The GHG emission target for the City of Helsinki is 80% reduction from the levels of the year 1990. Trend prediction is done using a simple linear regression model based on the historical data.

In [None]:
INPUT_DATASETS = ['jyrjola/hsy']

import math
import re
import scipy
import scipy.stats
import pandas as pd
import numpy as np
import importlib

for dataset in INPUT_DATASETS:
    mod_path = dataset.replace('/', '.')
    try:
        mod = importlib.import_module('quilt.data.%s' % mod_path)
    except ImportError:
        import quilt
        quilt.install(dataset)

    import aplans_graphs

import plotly
import plotly.graph_objs as go
import cufflinks as cf

plotly.offline.init_notebook_mode(connected=True)
cf.set_config_file(offline=True)

In [None]:
from quilt.data.jyrjola import hsy

def generate_forecast_series(historical_series, year_until):
    s = historical_series
    start_year = s.index.min()
    res = scipy.stats.linregress(s.index, s)

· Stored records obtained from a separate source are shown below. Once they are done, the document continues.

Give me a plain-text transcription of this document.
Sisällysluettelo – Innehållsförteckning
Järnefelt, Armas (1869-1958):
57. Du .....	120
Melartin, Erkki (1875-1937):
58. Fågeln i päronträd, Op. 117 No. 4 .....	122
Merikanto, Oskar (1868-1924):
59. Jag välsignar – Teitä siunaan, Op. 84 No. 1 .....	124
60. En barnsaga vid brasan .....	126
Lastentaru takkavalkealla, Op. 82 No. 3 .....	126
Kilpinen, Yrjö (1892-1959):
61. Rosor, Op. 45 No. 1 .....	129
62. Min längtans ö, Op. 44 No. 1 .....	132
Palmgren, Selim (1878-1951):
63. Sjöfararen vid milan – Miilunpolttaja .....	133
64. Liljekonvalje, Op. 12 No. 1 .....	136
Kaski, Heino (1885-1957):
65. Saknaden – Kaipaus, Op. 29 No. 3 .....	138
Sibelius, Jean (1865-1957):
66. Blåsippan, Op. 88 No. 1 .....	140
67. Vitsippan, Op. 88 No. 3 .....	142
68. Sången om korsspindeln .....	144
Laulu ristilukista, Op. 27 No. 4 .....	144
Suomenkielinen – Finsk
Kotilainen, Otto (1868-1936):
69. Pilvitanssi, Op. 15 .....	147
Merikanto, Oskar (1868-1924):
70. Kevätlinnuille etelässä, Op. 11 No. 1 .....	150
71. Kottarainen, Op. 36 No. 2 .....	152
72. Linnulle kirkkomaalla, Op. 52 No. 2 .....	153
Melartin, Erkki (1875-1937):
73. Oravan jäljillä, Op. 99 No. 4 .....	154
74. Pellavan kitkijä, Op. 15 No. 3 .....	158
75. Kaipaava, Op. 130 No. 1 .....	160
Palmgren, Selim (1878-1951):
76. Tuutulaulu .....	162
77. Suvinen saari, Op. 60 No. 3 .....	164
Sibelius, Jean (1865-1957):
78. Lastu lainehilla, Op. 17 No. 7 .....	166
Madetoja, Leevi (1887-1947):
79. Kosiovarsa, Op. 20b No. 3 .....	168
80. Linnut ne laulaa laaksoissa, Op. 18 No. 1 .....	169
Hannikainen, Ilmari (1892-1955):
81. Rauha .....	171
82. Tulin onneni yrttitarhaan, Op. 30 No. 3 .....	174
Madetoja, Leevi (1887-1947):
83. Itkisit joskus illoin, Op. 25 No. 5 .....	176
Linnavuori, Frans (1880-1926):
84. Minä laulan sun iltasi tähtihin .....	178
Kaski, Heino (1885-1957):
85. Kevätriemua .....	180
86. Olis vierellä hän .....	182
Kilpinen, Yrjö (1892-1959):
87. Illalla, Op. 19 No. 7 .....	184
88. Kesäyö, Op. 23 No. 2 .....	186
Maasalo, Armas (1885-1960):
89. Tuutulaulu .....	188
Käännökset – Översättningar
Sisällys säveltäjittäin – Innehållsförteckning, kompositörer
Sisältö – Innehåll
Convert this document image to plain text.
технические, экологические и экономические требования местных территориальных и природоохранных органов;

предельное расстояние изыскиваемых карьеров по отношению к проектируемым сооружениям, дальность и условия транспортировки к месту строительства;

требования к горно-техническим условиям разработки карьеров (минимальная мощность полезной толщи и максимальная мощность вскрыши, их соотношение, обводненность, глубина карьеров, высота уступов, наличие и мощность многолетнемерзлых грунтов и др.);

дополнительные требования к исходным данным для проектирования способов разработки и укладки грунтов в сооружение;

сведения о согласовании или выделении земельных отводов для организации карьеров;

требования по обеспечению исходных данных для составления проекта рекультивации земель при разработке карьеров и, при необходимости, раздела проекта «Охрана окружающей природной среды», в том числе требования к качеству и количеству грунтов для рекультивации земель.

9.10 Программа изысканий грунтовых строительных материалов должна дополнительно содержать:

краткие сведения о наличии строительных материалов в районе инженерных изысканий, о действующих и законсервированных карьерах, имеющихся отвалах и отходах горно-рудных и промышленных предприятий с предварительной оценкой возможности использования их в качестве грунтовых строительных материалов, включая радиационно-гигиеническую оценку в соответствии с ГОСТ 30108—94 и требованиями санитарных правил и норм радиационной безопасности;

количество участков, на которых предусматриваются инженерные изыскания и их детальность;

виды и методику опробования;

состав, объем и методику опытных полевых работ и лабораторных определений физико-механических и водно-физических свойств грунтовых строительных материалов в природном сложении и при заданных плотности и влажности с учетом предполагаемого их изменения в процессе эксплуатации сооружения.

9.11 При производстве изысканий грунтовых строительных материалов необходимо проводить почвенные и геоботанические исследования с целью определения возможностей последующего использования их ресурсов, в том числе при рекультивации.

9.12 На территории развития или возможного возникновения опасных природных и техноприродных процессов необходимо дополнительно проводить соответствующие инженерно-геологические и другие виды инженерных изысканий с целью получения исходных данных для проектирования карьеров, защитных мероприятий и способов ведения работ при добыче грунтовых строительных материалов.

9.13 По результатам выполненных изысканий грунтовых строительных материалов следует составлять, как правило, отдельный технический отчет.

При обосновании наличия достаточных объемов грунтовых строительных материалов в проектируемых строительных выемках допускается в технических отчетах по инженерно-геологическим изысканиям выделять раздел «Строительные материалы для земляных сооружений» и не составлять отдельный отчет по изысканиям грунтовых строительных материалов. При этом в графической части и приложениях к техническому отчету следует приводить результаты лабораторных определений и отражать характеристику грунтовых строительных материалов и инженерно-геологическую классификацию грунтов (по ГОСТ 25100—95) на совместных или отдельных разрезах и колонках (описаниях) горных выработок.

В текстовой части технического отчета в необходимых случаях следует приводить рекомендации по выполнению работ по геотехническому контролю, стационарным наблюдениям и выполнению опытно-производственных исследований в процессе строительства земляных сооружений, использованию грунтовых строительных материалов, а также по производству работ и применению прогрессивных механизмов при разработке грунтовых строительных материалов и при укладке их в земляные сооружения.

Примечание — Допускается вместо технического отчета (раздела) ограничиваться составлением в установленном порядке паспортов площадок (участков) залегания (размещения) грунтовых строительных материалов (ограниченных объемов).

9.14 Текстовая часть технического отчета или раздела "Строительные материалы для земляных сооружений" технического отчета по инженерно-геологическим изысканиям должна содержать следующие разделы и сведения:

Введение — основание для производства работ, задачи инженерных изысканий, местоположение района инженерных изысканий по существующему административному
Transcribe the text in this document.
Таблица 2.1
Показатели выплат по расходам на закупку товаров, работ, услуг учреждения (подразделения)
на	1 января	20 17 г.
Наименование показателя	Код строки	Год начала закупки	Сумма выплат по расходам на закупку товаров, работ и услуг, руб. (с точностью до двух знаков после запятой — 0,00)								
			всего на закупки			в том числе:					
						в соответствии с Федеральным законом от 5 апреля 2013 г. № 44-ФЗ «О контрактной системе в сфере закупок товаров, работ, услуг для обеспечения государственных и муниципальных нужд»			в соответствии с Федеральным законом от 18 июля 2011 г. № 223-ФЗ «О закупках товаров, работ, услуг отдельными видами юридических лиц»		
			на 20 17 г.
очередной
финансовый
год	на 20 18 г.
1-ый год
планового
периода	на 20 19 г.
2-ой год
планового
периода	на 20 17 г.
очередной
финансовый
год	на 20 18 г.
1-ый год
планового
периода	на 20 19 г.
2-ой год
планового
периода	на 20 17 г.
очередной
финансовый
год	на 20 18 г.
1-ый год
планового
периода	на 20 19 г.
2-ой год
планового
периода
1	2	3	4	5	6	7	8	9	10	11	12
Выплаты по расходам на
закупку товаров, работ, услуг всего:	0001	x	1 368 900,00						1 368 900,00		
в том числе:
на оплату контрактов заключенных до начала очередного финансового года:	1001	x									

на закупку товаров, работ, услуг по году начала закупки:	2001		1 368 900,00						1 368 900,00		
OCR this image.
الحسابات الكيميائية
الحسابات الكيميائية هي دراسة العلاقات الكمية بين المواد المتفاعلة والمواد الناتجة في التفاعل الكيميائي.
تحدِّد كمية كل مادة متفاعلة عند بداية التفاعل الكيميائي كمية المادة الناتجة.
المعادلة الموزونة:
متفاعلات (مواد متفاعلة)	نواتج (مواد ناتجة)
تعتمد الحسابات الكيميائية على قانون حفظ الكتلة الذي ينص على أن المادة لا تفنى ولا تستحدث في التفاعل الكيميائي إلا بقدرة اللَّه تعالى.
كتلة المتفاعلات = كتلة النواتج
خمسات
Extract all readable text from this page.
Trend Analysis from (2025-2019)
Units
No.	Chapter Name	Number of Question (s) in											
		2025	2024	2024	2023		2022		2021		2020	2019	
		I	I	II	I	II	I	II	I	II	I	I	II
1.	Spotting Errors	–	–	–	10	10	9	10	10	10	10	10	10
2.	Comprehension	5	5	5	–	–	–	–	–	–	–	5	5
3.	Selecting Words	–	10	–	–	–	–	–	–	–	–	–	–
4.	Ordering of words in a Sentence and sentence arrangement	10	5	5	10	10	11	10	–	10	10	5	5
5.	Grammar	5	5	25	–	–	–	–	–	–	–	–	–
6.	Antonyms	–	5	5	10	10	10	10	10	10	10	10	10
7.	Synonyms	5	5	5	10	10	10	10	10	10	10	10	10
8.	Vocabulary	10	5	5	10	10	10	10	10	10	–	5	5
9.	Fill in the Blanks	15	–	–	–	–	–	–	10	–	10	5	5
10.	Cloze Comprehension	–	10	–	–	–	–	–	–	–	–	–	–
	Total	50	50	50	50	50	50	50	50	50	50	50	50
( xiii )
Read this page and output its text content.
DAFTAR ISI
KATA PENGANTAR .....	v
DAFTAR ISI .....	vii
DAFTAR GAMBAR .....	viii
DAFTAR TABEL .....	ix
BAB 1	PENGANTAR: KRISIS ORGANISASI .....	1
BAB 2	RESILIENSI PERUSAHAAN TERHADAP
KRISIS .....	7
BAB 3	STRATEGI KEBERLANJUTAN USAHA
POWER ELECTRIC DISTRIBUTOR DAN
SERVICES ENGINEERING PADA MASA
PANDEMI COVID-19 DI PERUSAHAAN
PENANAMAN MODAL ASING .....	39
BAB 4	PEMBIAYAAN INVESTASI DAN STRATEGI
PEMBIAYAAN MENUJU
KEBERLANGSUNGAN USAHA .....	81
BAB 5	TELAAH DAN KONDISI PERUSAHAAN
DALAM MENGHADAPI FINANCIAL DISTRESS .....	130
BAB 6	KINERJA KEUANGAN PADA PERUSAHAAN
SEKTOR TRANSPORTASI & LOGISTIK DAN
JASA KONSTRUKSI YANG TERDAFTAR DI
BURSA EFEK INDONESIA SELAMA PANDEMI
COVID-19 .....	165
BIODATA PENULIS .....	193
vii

    years = list(range(start_year, year_until + 1))
    predictions = pd.Series([res.intercept + res.slope * year for year in years], index=years)
    last_val = s[start_year]
    return predictions

def generate_plot(ghg_emissions, forecast, target, forecast_target_day):
    """Generate a plot with the historical GHG estimates and the forecast lines
    """
    df = ghg_emissions.reset_index().set_index('Vuosi')
    last_year = df.index.max()
    # Order the sectors based on impact in the last measured year
    sectors = list(df.xs(last_year).sort_values('Päästöt', ascending=False)['Sektori1'])
    data = []
    for sector_name in sectors:
        s = df[df['Sektori1'] == sector_name]['Päästöt']
        bar = go.Bar(x=s.index, y=s, name=sector_name, legendgroup='historical')
        data.append(bar)

    # There is discontinuity between 1990 and 2000 which messes up the plot,
    # so show only years from 2000 onwards.
    forecast = forecast[forecast.index >= 2000]
    forecast = forecast[forecast.index <= forecast_target_day.index[0].year + 1]
    
    current_trend_line = go.Scatter(
        x=forecast.index, y=forecast, name='Nykytrendi',
        line=dict(color='blue', dash='dash'), opacity=0.5,
        legendgroup='prediction'
    )
    data.append(current_trend_line)

    last_year_ghg = ghg_emissions.xs(last_year)['Päästöt'].sum()
    goal_series = pd.Series([last_year_ghg] + list(target), index=[last_year, target.index[0]])
    goal_series = goal_series.reindex(range(goal_series.index.min(), goal_series.index.max() + 1))
    goal_series.interpolate(inplace=True)
    goal_line = go.Scatter(
        x=goal_series.index, y=goal_series, name='Tavoite', mode='lines',
        line=dict(color='green', dash='dash'), opacity=0.5,
        legendgroup='prediction'
    )
    data.append(goal_line)

    shapes = [
        # The dashed line separating 1990 from 2000
        {
            'type': 'line',
            'x0': 0.5,
            'x1': 0.5,
            'xref': 'x',
            'y0': 0,
            'y1': 1,
            'yref': 'paper',
            'opacity': 0.8,
            'line': {
                'color': '#555',
                'width': 2,
                'dash': 'dash',
            }
        }, 
        # The shaded indicating the target area for emissions 
        {
            'type': 'rect',
            'xref': 'paper',
            'yref': 'y',
            'x0': 0,
            'y0': 0,
            'x1': 1,
            'y1': target.values[0],
            'line': {
                'width': 0,
            },
            'fillcolor': 'green',
            'opacity': 0.3
        },
    ]

    xaxis = {
        'type': 'category',
    }
    yaxis = {
        'hoverformat': '.3r',
        'separatethousands': True,
        'title': 'KHK-päästöt (kt CO₂-ekv.)'
    }

    layout = go.Layout(barmode='stack', xaxis=xaxis, yaxis=yaxis, shapes=shapes, separators=', ')
    fig = go.Figure(data=data, layout=layout)
    fig.iplot()
    aplans_graphs.post_graph(fig, 5)


def estimate_ghg_emissions():
    df = hsy.pks_khk_paastot()
    # We're examining the data about only Helsinki
    ghg_emissions = df[df['Kaupunki'] == 'Helsinki'].drop('Kaupunki', axis=1)
    # Sum all the sub-sectors
    ghg_emissions = ghg_emissions.groupby(['Vuosi', 'Sektori1']).sum()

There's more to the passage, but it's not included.